Seven percent are unsure, and there is a 15.6 percent gap between those “definitely” voting for either candidate. The poll has a 3.99 percent margin of error.

The Real Clear Politics polling average for the race shows Abbott with a 6.7 percent lead average, and it does not include this survey.

Beyond the polls, O’Rourke is likely still working on overcoming a large money gap between him and his opponent.

As of February, Abbott is in a much better campaign finance position than the former presidential and senatorial candidate, as the incumbent had $62.6 million, which dwarfed O’Rourke’s $6 million, The Texas Tribune reported at the time.

The Democrat gained nationwide attention for interrupting a press conference featuring Abbott following the Uvalde, Texas, school shooting, so it will be interesting to see what his money shapes out to be when the next report is filed.

Regardless, these polling numbers are terrible for O’Rourke no matter how you slice it. As they come from a pollster that backs his own party, it shows an uphill battle and likely a damning fate for the candidate this November.


Democrats have been pushing for Texas to flip blue with a statewide victory for years but keep failing in their pursuit. O’Rourke quickly became popular among the party, despite narrowly losing to Sen. Ted Cruz (R-Texas) in 2018. Still, the race was sufficiently competitive that he felt prompted to launch a failed presidential bid in 2020.

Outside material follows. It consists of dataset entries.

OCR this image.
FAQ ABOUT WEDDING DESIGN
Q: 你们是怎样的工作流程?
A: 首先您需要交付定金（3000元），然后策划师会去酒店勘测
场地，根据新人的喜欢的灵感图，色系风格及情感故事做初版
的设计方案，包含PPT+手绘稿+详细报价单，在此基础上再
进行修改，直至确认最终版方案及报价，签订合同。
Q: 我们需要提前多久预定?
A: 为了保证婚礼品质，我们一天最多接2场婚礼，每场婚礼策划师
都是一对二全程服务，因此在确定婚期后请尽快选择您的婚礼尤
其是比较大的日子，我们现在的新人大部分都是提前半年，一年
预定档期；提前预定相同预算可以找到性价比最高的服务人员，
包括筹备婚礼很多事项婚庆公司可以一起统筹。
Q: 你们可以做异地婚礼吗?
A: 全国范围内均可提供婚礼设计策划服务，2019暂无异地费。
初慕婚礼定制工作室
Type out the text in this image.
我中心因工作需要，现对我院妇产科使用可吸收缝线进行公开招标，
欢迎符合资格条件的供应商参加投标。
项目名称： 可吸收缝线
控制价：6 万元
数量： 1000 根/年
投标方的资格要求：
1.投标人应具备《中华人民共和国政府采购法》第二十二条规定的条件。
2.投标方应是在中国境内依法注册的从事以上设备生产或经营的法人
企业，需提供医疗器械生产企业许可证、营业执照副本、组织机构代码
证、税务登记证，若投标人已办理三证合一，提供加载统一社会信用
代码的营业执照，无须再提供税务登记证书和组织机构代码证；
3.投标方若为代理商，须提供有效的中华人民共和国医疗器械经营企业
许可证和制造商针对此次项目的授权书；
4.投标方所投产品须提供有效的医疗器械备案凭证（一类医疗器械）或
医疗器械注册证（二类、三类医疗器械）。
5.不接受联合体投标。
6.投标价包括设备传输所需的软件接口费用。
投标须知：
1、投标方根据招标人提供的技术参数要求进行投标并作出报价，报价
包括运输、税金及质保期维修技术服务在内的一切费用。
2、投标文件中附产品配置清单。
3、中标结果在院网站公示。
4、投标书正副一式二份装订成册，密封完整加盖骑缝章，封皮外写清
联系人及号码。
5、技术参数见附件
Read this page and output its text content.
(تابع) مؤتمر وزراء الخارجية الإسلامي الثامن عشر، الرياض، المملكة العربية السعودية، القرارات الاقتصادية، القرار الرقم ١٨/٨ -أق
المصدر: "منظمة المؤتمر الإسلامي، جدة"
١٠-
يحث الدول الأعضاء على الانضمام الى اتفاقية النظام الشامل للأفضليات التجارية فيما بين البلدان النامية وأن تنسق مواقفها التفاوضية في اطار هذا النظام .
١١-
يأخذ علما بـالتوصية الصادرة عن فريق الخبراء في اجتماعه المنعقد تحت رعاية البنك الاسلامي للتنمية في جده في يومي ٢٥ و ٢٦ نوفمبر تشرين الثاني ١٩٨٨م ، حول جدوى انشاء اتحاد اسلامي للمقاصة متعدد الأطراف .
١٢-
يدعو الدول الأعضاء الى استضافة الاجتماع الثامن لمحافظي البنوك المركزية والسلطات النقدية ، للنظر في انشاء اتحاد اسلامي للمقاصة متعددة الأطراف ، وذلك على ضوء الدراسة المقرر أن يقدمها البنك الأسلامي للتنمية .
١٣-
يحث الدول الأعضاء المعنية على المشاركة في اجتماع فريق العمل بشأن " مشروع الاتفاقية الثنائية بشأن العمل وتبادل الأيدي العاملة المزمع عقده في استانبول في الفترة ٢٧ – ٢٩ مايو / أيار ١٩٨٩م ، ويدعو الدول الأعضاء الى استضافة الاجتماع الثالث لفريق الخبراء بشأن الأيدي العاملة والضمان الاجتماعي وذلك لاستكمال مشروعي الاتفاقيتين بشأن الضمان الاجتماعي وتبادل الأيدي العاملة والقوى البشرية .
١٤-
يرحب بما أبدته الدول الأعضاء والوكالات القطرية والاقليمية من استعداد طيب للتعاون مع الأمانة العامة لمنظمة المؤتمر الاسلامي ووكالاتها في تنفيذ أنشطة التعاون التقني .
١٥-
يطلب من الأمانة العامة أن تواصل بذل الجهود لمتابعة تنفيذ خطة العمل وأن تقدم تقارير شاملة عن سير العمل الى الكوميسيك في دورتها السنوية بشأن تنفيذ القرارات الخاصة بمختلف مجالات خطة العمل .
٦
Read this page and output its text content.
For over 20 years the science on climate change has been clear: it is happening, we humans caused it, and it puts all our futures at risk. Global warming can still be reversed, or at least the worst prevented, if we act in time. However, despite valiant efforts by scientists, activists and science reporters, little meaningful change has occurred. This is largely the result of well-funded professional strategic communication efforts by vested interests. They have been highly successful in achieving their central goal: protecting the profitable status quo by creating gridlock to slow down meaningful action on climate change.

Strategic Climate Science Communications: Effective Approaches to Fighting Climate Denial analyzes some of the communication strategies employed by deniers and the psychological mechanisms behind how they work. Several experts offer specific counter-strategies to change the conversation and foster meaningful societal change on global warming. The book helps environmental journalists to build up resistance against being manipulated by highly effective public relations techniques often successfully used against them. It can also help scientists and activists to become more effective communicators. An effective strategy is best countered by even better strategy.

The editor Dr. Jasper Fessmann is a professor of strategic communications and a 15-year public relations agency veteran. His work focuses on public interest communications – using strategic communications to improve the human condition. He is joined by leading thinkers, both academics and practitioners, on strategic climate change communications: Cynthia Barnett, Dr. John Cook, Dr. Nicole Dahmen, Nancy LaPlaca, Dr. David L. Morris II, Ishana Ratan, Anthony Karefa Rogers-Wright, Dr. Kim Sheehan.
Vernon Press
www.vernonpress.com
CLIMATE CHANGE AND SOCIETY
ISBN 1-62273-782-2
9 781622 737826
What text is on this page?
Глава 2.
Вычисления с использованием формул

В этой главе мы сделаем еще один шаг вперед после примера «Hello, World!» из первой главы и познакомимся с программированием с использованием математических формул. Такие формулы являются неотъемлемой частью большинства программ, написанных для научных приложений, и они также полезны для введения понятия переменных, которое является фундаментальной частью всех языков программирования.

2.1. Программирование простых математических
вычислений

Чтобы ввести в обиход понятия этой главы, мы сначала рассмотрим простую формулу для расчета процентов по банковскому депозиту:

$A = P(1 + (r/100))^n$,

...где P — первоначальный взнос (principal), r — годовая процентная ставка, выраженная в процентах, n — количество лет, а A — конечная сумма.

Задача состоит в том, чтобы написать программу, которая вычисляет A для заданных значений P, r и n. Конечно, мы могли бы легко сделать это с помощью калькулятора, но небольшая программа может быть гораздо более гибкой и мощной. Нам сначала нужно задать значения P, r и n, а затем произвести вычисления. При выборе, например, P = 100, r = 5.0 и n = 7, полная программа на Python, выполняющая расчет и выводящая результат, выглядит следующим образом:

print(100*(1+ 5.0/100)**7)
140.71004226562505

He might be convinced that the third time is the charm to revive his political career, yet it will come across as embarrassing this time around. O’Rourke has a not-so-tough choice to make if he loses in November: retire from perpetual campaigning or continue to be a perennial candidate.

Sure, he’s only 49 years old, but age is not the only factor in determining whether or not it’s time to pass the torch. The political environment is different than it was in 2018, as there’s much more likely to be a red wave than a blue one. Unfortunately for O’Rourke, he’ll learn that the hard way.